Real-time determination of intracellular oxygen in bacteria using a genetically encoded FRET-based biosensor
- Equal contributors
1 Institute of Molecular Enzyme Technology, Heinrich-Heine-University Duesseldorf, Juelich Research Center, Wilhelm-Johnen-Straße, D-52425 Juelich, Germany
2 AVT Biochemical Engineering, RWTH Aachen University, Worringerweg 1, D-52074 Aachen, Germany
3 Institute of Complex Systems-Cellular Biophysics (ICS-4), Juelich Research Center, Wilhelm-Johnen-Straße, D-52425 Juelich, Germany
Citation and License
BMC Biology 2012, 10:28 doi:10.1186/1741-7007-10-28Published: 22 March 2012
Molecular oxygen (O2) is one of the key metabolites of all obligate and facultative aerobic pro- and eukaryotes. It plays a fundamental role in energy homeostasis whereas oxygen deprivation, in turn, broadly affects various physiological and pathophysiological processes. Therefore, real-time monitoring of cellular oxygen levels is basically a prerequisite for the analysis of hypoxia-induced processes in living cells and tissues.
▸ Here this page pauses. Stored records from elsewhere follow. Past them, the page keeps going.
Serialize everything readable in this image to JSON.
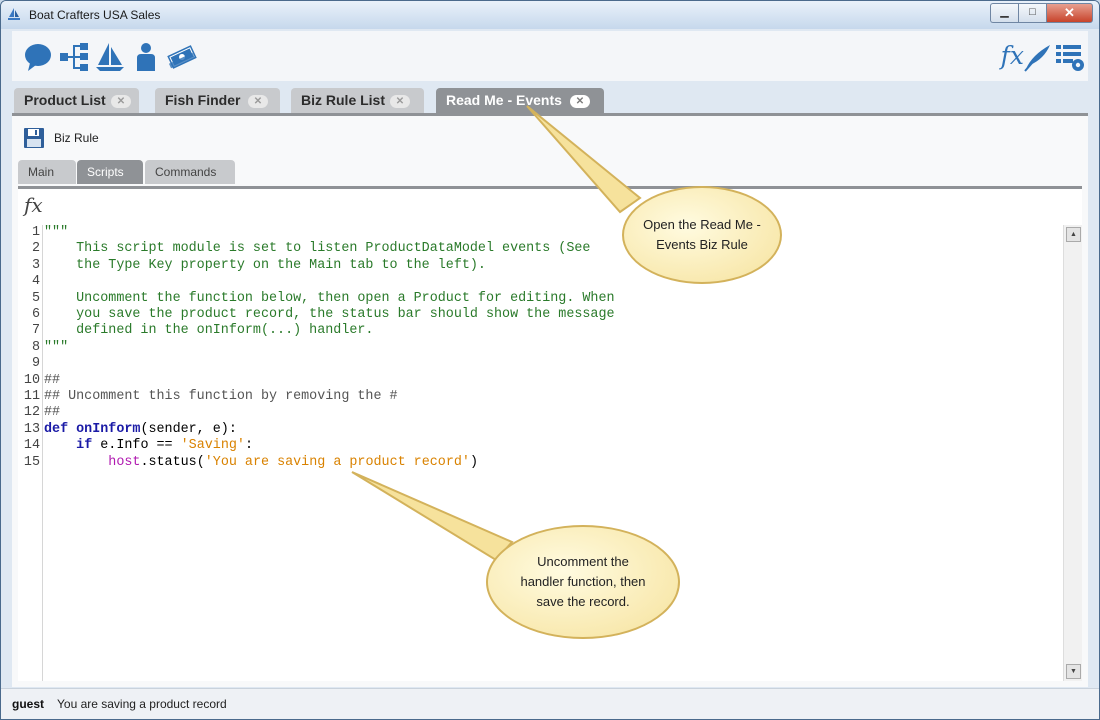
{
  "window": {
    "title": "Boat Crafters USA Sales",
    "minimize": "▁",
    "maximize": "□",
    "close": "✕"
  },
  "toolbar": {
    "left_icons": [
      "chat-bubble-icon",
      "network-tree-icon",
      "sailboat-icon",
      "person-icon",
      "money-icon"
    ],
    "right_icons": [
      "fx-function-icon",
      "quill-pen-icon",
      "settings-list-icon"
    ],
    "fx_label": "fx"
  },
  "doc_tabs": [
    {
      "label": "Product List",
      "active": false
    },
    {
      "label": "Fish Finder",
      "active": false
    },
    {
      "label": "Biz Rule List",
      "active": false
    },
    {
      "label": "Read Me - Events",
      "active": true
    }
  ],
  "close_glyph": "✕",
  "content": {
    "header_label": "Biz Rule",
    "sub_tabs": [
      {
        "label": "Main",
        "active": false
      },
      {
        "label": "Scripts",
        "active": true
      },
      {
        "label": "Commands",
        "active": false
      }
    ],
    "fx_label": "fx"
  },
  "editor": {
    "line_numbers": [
      "1",
      "2",
      "3",
      "4",
      "5",
      "6",
      "7",
      "8",
      "9",
      "10",
      "11",
      "12",
      "13",
      "14",
      "15"
    ],
    "lines": [
      "\"\"\"",
      "    This script module is set to listen ProductDataModel events (See",
      "    the Type Key property on the Main tab to the left).",
      "",
      "    Uncomment the function below, then open a Product for editing. When",
      "    you save the product record, the status bar should show the message",
      "    defined in the onInform(...) handler.",
      "\"\"\"",
      "",
      "##",
      "## Uncomment this function by removing the #",
      "##",
      {
        "kw": "def",
        "fn": " onInform",
        "rest": "(sender, e):"
      },
      {
        "indent": "    ",
        "kw": "if",
        "rest": " e.Info == ",
        "str": "'Saving'",
        "tail": ":"
      },
      {
        "indent": "        ",
        "mag": "host",
        "rest": ".status(",
        "str": "'You are saving a product record'",
        "tail": ")"
      }
    ]
  },
  "status": {
    "user": "guest",
    "message": "You are saving a product record"
  },
  "callouts": [
    {
      "text": "Open the Read Me - Events Biz Rule"
    },
    {
      "text": "Uncomment the handler function, then save the record."
    }
  ],
  "colors": {
    "comment": "#2a7a2a",
    "keyword": "#1a1aa6",
    "string": "#d98200",
    "builtin": "#b01ab0",
    "callout_fill": "#f6e29c"
  }
}
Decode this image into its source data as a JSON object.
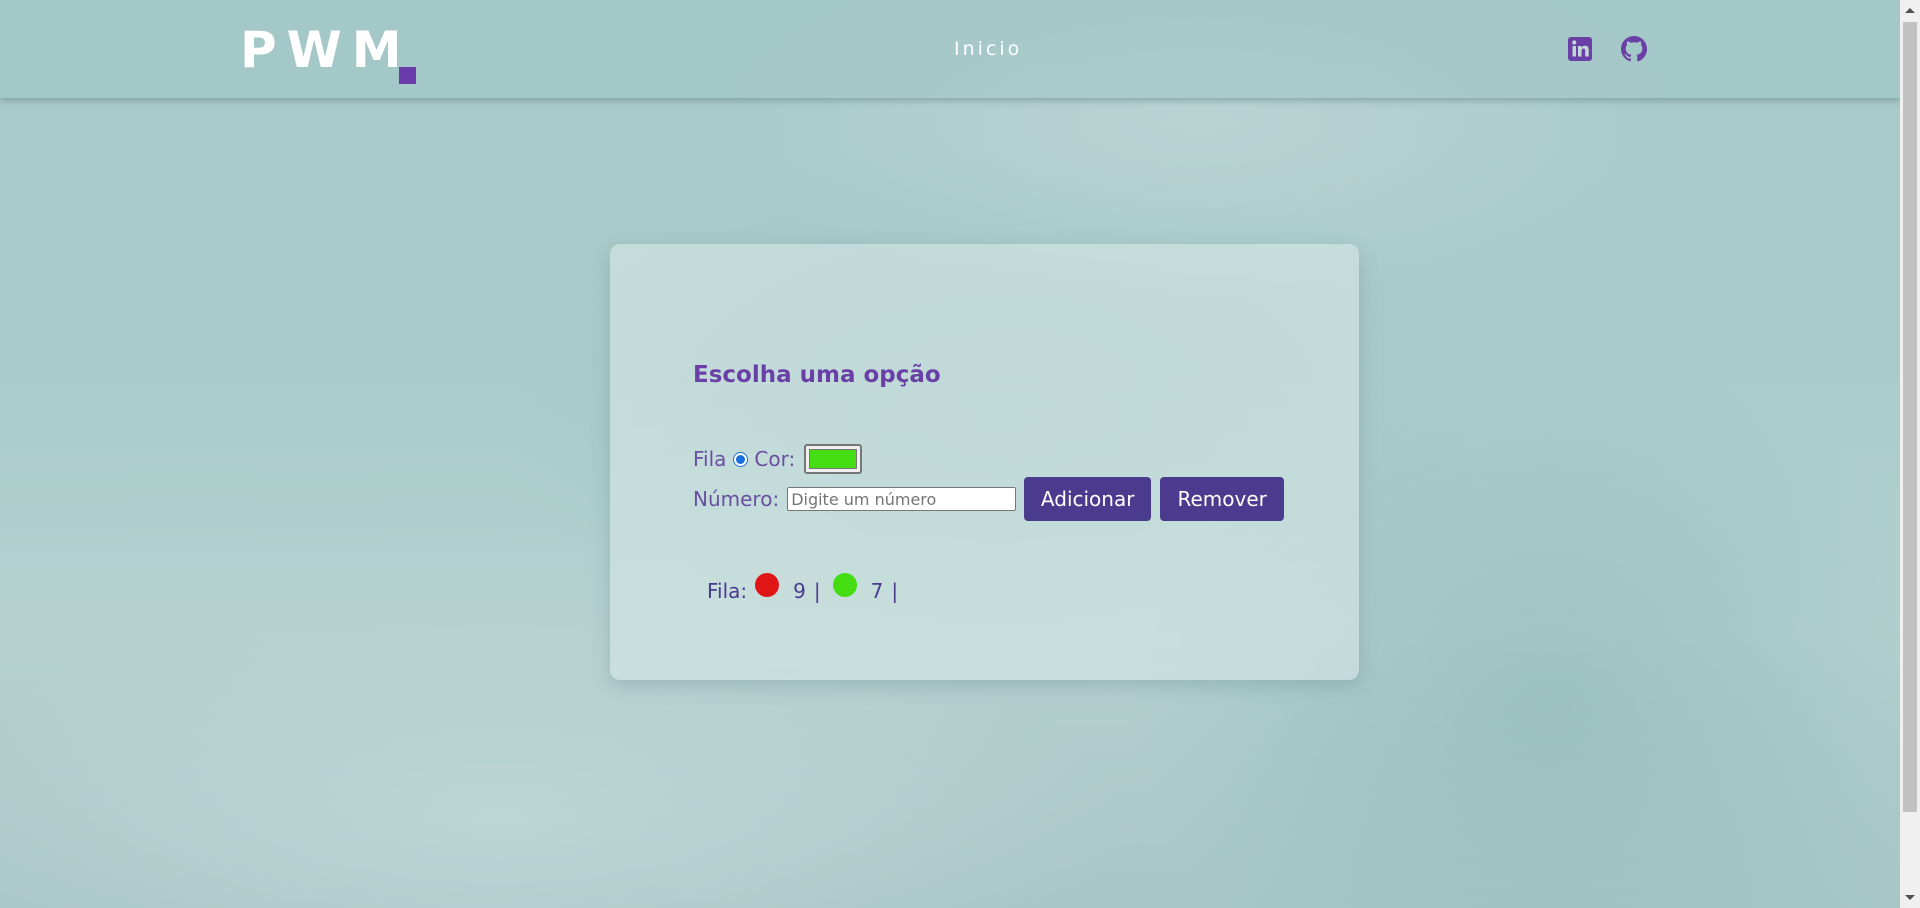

We developed a genetically encoded Förster resonance energy transfer (FRET)-based biosensor allowing the observation of changing molecular oxygen concentrations inside living cells. This biosensor named FluBO (fluorescent protein-based biosensor for oxygen) consists of the yellow fluorescent protein (YFP) that is sensitive towards oxygen depletion and the hypoxia-tolerant flavin-binding fluorescent protein (FbFP). Since O2 is essential for the formation of the YFP chromophore, efficient FRET from the FbFP donor domain to the YFP acceptor domain only occurs in the presence but not in the absence of oxygen. The oxygen biosensor was used for continuous real-time monitoring of temporal changes of O2 levels in the cytoplasm of Escherichia coli cells during batch cultivation.
FluBO represents a unique FRET-based oxygen biosensor which allows the non-invasive ratiometric readout of cellular oxygen. Thus, FluBO can serve as a novel and powerful probe for investigating the occurrence of hypoxia and its effects on a variety of (patho)physiological processes in living cells.